Surprise Requirements

I was working on designing solutions to some new client needs recently. Our process is to map all requirements to sections of our design. It is a little tricky when more than one team works on a set of requirements. I mapped those requirements I thought my team fulfilled. Then I passed the mapping document over to the other team involved.

Sometimes I am able to detect some requirements that are not necessarily new. They are just newly documented. It is a problem that they are just lumped together with the new requirements. But that is a story for another post. There were there requirements at the end of my mapping which seemed strange to me. They did not seem to be related to the new functionality. They also did not seem to be things the system already did.

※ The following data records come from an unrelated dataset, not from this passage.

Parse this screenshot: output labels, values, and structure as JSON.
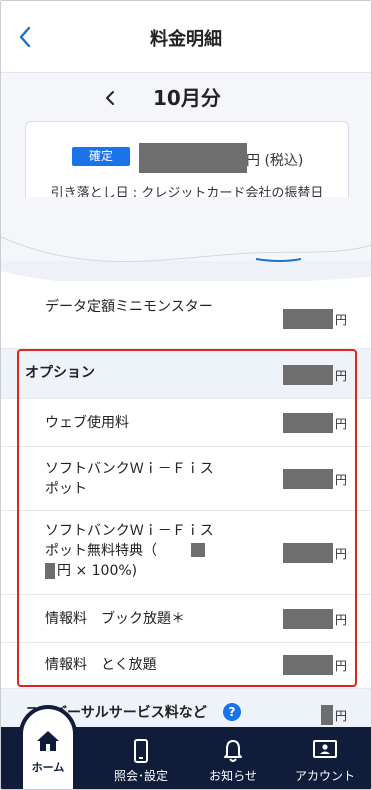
{
  "header": {
    "title": "料金明細",
    "back_icon": "chevron-left-icon"
  },
  "summary": {
    "prev_icon": "chevron-left-icon",
    "month": "10月分",
    "status_badge": "確定",
    "unit": "円 (税込)",
    "debit_date": "引き落とし日 : クレジットカード会社の振替日"
  },
  "items": [
    {
      "label": "データ定額ミニモンスター",
      "unit": "円"
    },
    {
      "label": "オプション",
      "unit": "円"
    },
    {
      "label": "ウェブ使用料",
      "unit": "円"
    },
    {
      "label": "ソフトバンクＷｉ－Ｆｉスポット",
      "unit": "円"
    },
    {
      "label_a": "ソフトバンクＷｉ－Ｆｉスポット無料特典（",
      "label_b": "円 × 100%)",
      "unit": "円"
    },
    {
      "label": "情報料　ブック放題＊",
      "unit": "円"
    },
    {
      "label": "情報料　とく放題",
      "unit": "円"
    },
    {
      "label": "ユニバーサルサービス料など",
      "unit": "円"
    }
  ],
  "help_icon": "help-icon",
  "nav": {
    "home": "ホーム",
    "settings": "照会･設定",
    "notifications": "お知らせ",
    "account": "アカウント"
  },
  "colors": {
    "accent": "#1a73e8",
    "nav_bg": "#0f1d3a",
    "highlight_border": "#e0261b",
    "mask": "#6e6e6e"
  }
}
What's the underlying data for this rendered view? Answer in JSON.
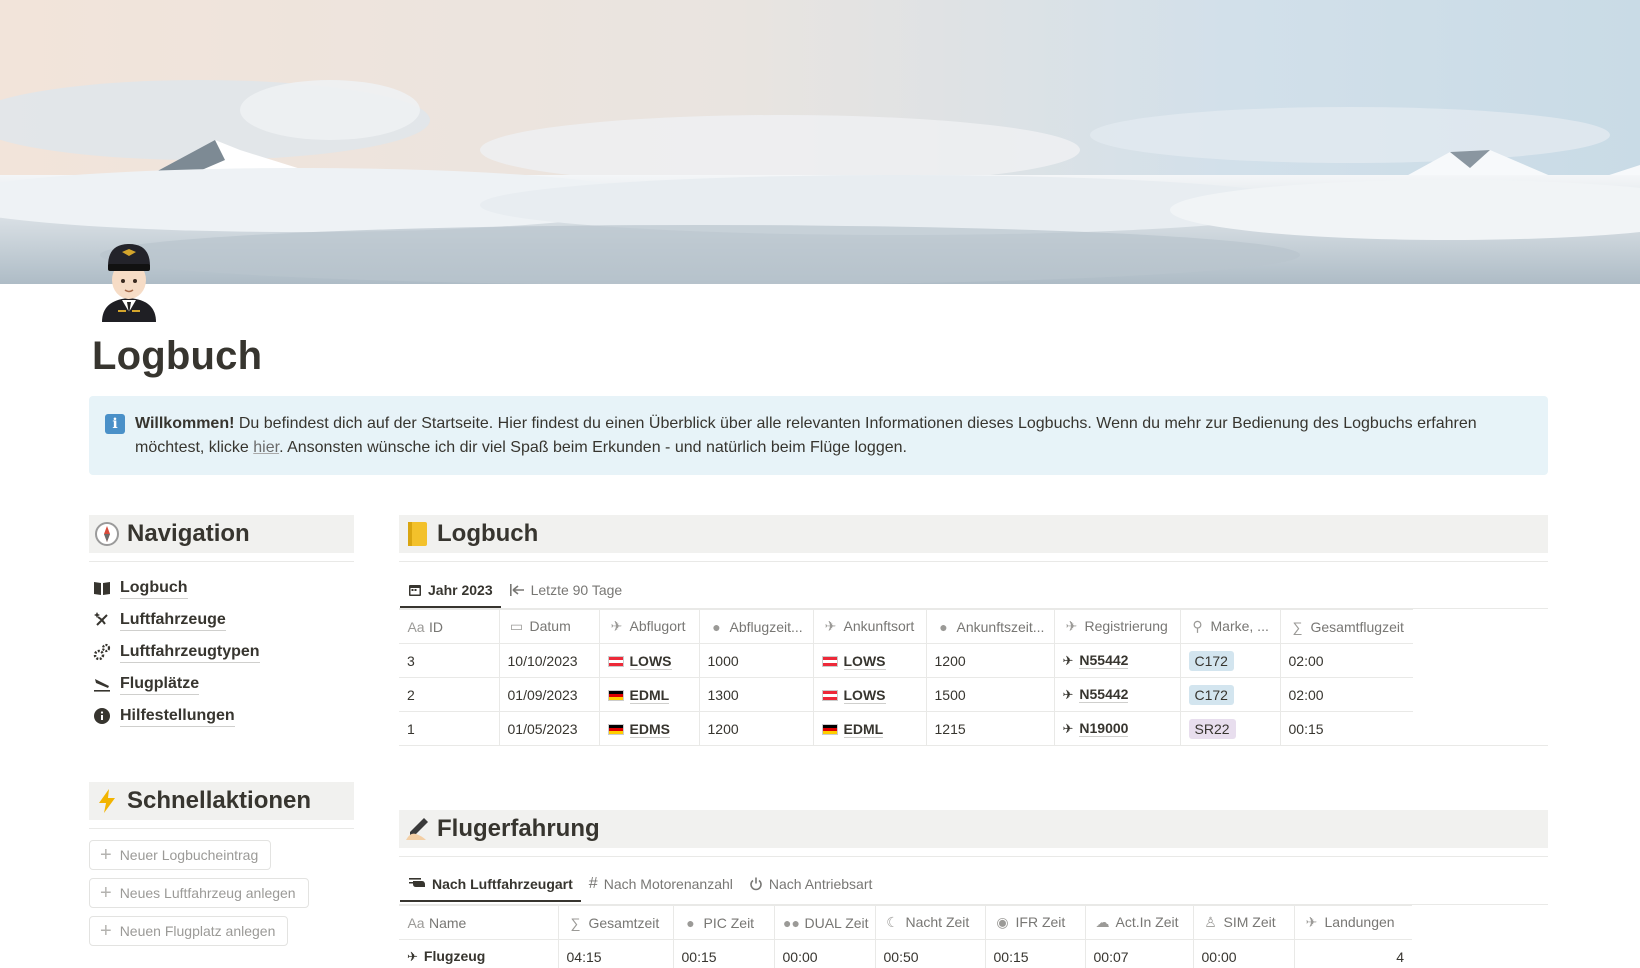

I decided to get in touch with our requirements lead. Apparently these were requirements previously collected but never implemented. They need to be completed along with all the changes I am working on. That is a bit tricky. They should not be mapped to the new design I produced. They need to go with a future design that was yet to be written. Tricky.

Timesheet Recording

The suits on the project want to record how much time we actually spend working on new features. They think we are spending too much time on them. Guess what? They are half right. We are spending a lot of calendar time ... doing things other than working on new features.

The little time we actually spend on the new features causes the schedule to drag on. Our team decided to record the time we spend on tasks during the day. Iteration one is using Excel spreadsheets to track everything. Hey. I am game for anything that tracks actuals.

Initially the team wanted me to record start and stop times for tasks. Dude. I work on all kinds of tasks and get interrupted from each all the time. There is no time (no pun intended) to record all those starts and stops. The goal here is to collect duration of tasks. Therefore I am only record the daily duration on every task I do.

The team lead thought we should record down to the 15 minute increment. Nope. Thirty minutes is the least I can do. Otherwise I am going to be wasting more time recording the stuff. Pretty soon I hope we can use a tool to collect this data. But spreadsheets are good enough for right now. I find that I am even more diligent in recording everything I do, including all the interruptions.